Michael re-entered the hospital again the next morning, drenched in sweat from the run up and down Sariel, similar to before except for his clothing. His civilian clothing had been confiscated and replaced with the black uniform that served as the Ranger's training uniform as well as its urban battle dress.

"Nice to see you again, Recruit Kairan," the medic said as Michael entered the examination room he had been in the day before. "There's good news for you, and bad news. Which is which depends on your point of view." He chuckled, and then stopped and hurried on when he noticed Michael give him an irritated look. "First bit is that you've got no current health problems, which means you don't get to spend any time in the hospital and thus have to work instead of lying in a hospital bed for a few days. The second bit is about the Thaumagenetic scan: it did reveal that you have a major dormant defect: Asproism, though you might know it as Archangel's Disease."

"I've not heard of that."

"It's an aether-activated thaumagenetic condition that is more or less randomly occurring, with similar symptoms to Albinism, although it also increases the body's tolerance for aether by quite a bit.
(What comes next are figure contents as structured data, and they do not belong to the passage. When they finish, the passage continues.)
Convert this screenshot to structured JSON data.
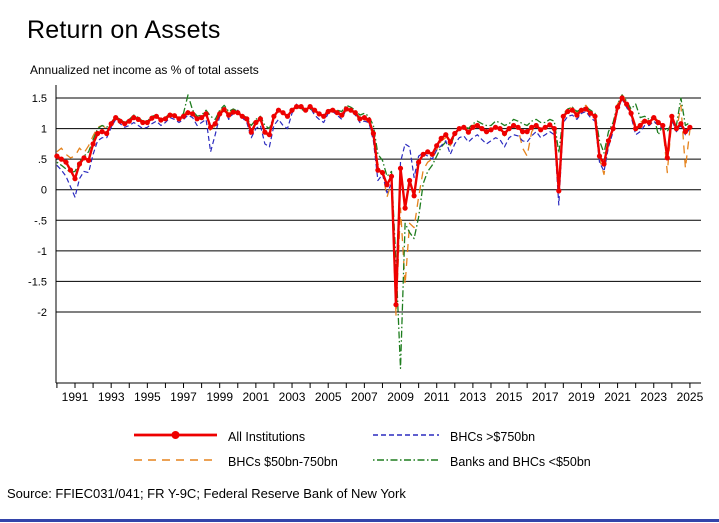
{
  "page": {
    "title": "Return on Assets",
    "subtitle": "Annualized net income as % of total assets",
    "source": "Source: FFIEC031/041; FR Y-9C; Federal Reserve Bank of New York",
    "footer_bar_color": "#3344aa"
  },
  "chart_data": {
    "type": "line",
    "title": "Return on Assets",
    "subtitle": "Annualized net income as % of total assets",
    "grid": "horizontal-black-lines",
    "legend_position": "bottom",
    "x_start": 1990.0,
    "x_step": 0.25,
    "x_axis": {
      "range": [
        1989.95,
        2025.65
      ],
      "tick_start": 1990,
      "tick_end": 2025,
      "label_years": [
        "1991",
        "1993",
        "1995",
        "1997",
        "1999",
        "2001",
        "2003",
        "2005",
        "2007",
        "2009",
        "2011",
        "2013",
        "2015",
        "2017",
        "2019",
        "2021",
        "2023",
        "2025"
      ]
    },
    "y_axis": {
      "unit": "% of total assets, annualized",
      "drawn_min": -3.15,
      "drawn_max": 1.71,
      "ticks": [
        {
          "v": 1.5,
          "label": "1.5"
        },
        {
          "v": 1.0,
          "label": "1"
        },
        {
          "v": 0.5,
          "label": ".5"
        },
        {
          "v": 0.0,
          "label": "0"
        },
        {
          "v": -0.5,
          "label": "-.5"
        },
        {
          "v": -1.0,
          "label": "-1"
        },
        {
          "v": -1.5,
          "label": "-1.5"
        },
        {
          "v": -2.0,
          "label": "-2"
        }
      ]
    },
    "series": [
      {
        "name": "All Institutions",
        "color": "#ee0000",
        "style": "solid-marker",
        "values": [
          0.55,
          0.5,
          0.45,
          0.32,
          0.18,
          0.42,
          0.52,
          0.48,
          0.75,
          0.92,
          0.95,
          0.92,
          1.08,
          1.18,
          1.12,
          1.08,
          1.12,
          1.18,
          1.15,
          1.1,
          1.1,
          1.17,
          1.2,
          1.14,
          1.16,
          1.22,
          1.21,
          1.16,
          1.2,
          1.26,
          1.24,
          1.16,
          1.18,
          1.24,
          1.02,
          1.08,
          1.24,
          1.31,
          1.22,
          1.27,
          1.26,
          1.2,
          1.16,
          0.94,
          1.1,
          1.16,
          0.94,
          0.9,
          1.2,
          1.3,
          1.26,
          1.2,
          1.3,
          1.36,
          1.36,
          1.3,
          1.36,
          1.3,
          1.24,
          1.2,
          1.28,
          1.3,
          1.26,
          1.22,
          1.32,
          1.3,
          1.26,
          1.16,
          1.18,
          1.14,
          0.92,
          0.32,
          0.28,
          0.08,
          0.22,
          -1.88,
          0.35,
          -0.3,
          0.15,
          -0.1,
          0.45,
          0.58,
          0.62,
          0.58,
          0.72,
          0.84,
          0.9,
          0.78,
          0.92,
          1.0,
          1.02,
          0.94,
          1.02,
          1.05,
          1.0,
          0.95,
          0.98,
          1.02,
          1.0,
          0.92,
          1.0,
          1.05,
          1.02,
          0.95,
          0.95,
          1.02,
          1.05,
          0.98,
          1.02,
          1.06,
          1.0,
          -0.02,
          1.2,
          1.28,
          1.3,
          1.22,
          1.3,
          1.32,
          1.25,
          1.2,
          0.55,
          0.42,
          0.8,
          1.0,
          1.35,
          1.5,
          1.4,
          1.25,
          1.0,
          1.05,
          1.12,
          1.1,
          1.18,
          1.1,
          1.05,
          0.52,
          1.2,
          1.0,
          1.08,
          0.95,
          1.02
        ]
      },
      {
        "name": "BHCs >$750bn",
        "color": "#2b2bbf",
        "style": "dashed",
        "values": [
          0.4,
          0.32,
          0.22,
          0.05,
          -0.12,
          0.18,
          0.3,
          0.28,
          0.58,
          0.8,
          0.85,
          0.85,
          1.02,
          1.15,
          1.08,
          1.02,
          1.05,
          1.1,
          1.05,
          1.0,
          1.02,
          1.08,
          1.12,
          1.05,
          1.1,
          1.18,
          1.15,
          1.1,
          1.15,
          1.22,
          1.18,
          1.05,
          1.1,
          1.15,
          0.62,
          0.9,
          1.2,
          1.35,
          1.15,
          1.25,
          1.3,
          1.18,
          1.1,
          0.85,
          1.0,
          1.05,
          0.75,
          0.7,
          1.05,
          1.15,
          1.05,
          1.0,
          1.25,
          1.4,
          1.35,
          1.3,
          1.35,
          1.22,
          1.15,
          1.1,
          1.25,
          1.28,
          1.22,
          1.15,
          1.32,
          1.3,
          1.22,
          1.1,
          1.12,
          1.1,
          0.8,
          0.15,
          0.25,
          -0.05,
          0.1,
          -1.55,
          0.45,
          0.75,
          0.7,
          0.2,
          0.55,
          0.6,
          0.55,
          0.5,
          0.65,
          0.72,
          0.8,
          0.58,
          0.75,
          0.85,
          0.88,
          0.78,
          0.85,
          0.9,
          0.82,
          0.75,
          0.8,
          0.85,
          0.82,
          0.7,
          0.85,
          0.9,
          0.88,
          0.8,
          0.78,
          0.88,
          0.95,
          0.85,
          0.9,
          0.95,
          0.9,
          -0.25,
          1.1,
          1.2,
          1.22,
          1.15,
          1.25,
          1.28,
          1.18,
          1.12,
          0.45,
          0.3,
          0.7,
          0.95,
          1.3,
          1.48,
          1.35,
          1.2,
          0.9,
          0.95,
          1.05,
          1.05,
          1.12,
          1.05,
          1.0,
          0.6,
          1.15,
          0.95,
          1.05,
          0.9,
          1.0
        ]
      },
      {
        "name": "BHCs $50bn-750bn",
        "color": "#e5831d",
        "style": "long-dash",
        "values": [
          0.62,
          0.68,
          0.58,
          0.52,
          0.55,
          0.68,
          0.6,
          0.72,
          0.88,
          1.02,
          1.05,
          1.0,
          1.1,
          1.2,
          1.12,
          1.08,
          1.15,
          1.2,
          1.15,
          1.08,
          1.1,
          1.18,
          1.22,
          1.12,
          1.18,
          1.25,
          1.22,
          1.15,
          1.22,
          1.3,
          1.25,
          1.15,
          1.2,
          1.25,
          0.95,
          1.05,
          1.28,
          1.35,
          1.25,
          1.3,
          1.28,
          1.2,
          1.15,
          0.9,
          1.08,
          1.15,
          0.92,
          0.88,
          1.18,
          1.3,
          1.25,
          1.18,
          1.3,
          1.38,
          1.35,
          1.3,
          1.38,
          1.3,
          1.22,
          1.18,
          1.28,
          1.32,
          1.28,
          1.22,
          1.32,
          1.3,
          1.25,
          1.12,
          1.15,
          1.1,
          0.85,
          0.42,
          0.3,
          -0.12,
          0.12,
          -2.05,
          -0.3,
          -1.55,
          -0.55,
          -0.62,
          -0.12,
          0.32,
          0.45,
          0.5,
          0.65,
          0.8,
          0.85,
          0.72,
          0.9,
          1.0,
          1.05,
          0.95,
          1.05,
          1.08,
          1.0,
          0.92,
          0.95,
          1.02,
          1.0,
          0.88,
          1.0,
          1.05,
          1.0,
          0.68,
          0.55,
          0.95,
          1.05,
          1.0,
          1.02,
          1.06,
          1.0,
          0.05,
          1.25,
          1.32,
          1.35,
          1.25,
          1.35,
          1.38,
          1.28,
          1.2,
          0.5,
          0.25,
          0.75,
          1.05,
          1.4,
          1.55,
          1.45,
          1.28,
          1.05,
          1.1,
          1.15,
          1.12,
          1.2,
          1.12,
          1.05,
          0.28,
          1.15,
          0.95,
          1.38,
          0.35,
          0.98
        ]
      },
      {
        "name": "Banks and BHCs <$50bn",
        "color": "#1e7d1e",
        "style": "dash-dot",
        "values": [
          0.45,
          0.4,
          0.34,
          0.28,
          0.3,
          0.45,
          0.55,
          0.62,
          0.82,
          1.0,
          1.05,
          1.02,
          1.1,
          1.2,
          1.15,
          1.1,
          1.15,
          1.22,
          1.18,
          1.12,
          1.12,
          1.2,
          1.22,
          1.15,
          1.18,
          1.25,
          1.22,
          1.15,
          1.25,
          1.55,
          1.3,
          1.2,
          1.22,
          1.3,
          1.2,
          1.15,
          1.3,
          1.38,
          1.28,
          1.32,
          1.28,
          1.22,
          1.18,
          1.05,
          1.15,
          1.2,
          1.05,
          1.0,
          1.2,
          1.3,
          1.25,
          1.2,
          1.3,
          1.35,
          1.32,
          1.28,
          1.32,
          1.28,
          1.25,
          1.22,
          1.3,
          1.32,
          1.3,
          1.28,
          1.38,
          1.35,
          1.3,
          1.22,
          1.25,
          1.2,
          1.05,
          0.58,
          0.48,
          0.22,
          0.3,
          -1.2,
          -2.92,
          -0.55,
          -0.7,
          -0.8,
          -0.45,
          0.1,
          0.3,
          0.4,
          0.55,
          0.7,
          0.78,
          0.72,
          0.9,
          1.0,
          1.05,
          1.0,
          1.08,
          1.12,
          1.08,
          1.05,
          1.05,
          1.12,
          1.1,
          1.05,
          1.08,
          1.15,
          1.12,
          1.08,
          1.05,
          1.12,
          1.15,
          1.1,
          1.1,
          1.15,
          1.12,
          0.6,
          1.22,
          1.32,
          1.35,
          1.28,
          1.32,
          1.35,
          1.3,
          1.25,
          0.8,
          0.6,
          0.95,
          1.1,
          1.4,
          1.55,
          1.45,
          1.32,
          1.4,
          1.18,
          1.2,
          1.15,
          1.2,
          0.9,
          1.05,
          0.95,
          1.1,
          1.05,
          1.5,
          1.05,
          1.1
        ]
      }
    ]
  }
}
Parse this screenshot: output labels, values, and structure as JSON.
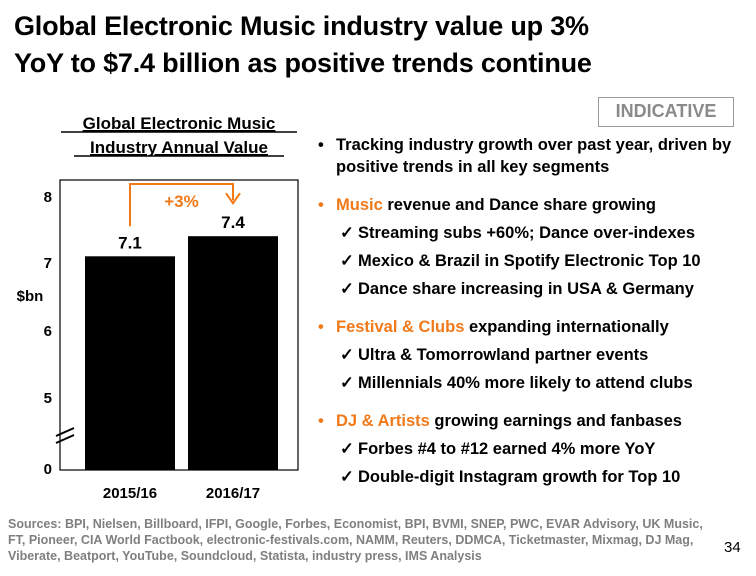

Your hair will turn white, and it wreaks havoc on your vision. It's one of a family of similar conditions related to high AC count, and it's supposed to be the origin of stories about magic albinos. Right now it's dormant, and could remain so even after your aetheric cells wake up. If not… the Medical Corps can cross that bridge when we come to it." Michael raised an eyebrow. "If it does crop up, you'll probably need full ocular replacement." The medic shrugged. "You can't worry about that now, though. Your problems are just getting started."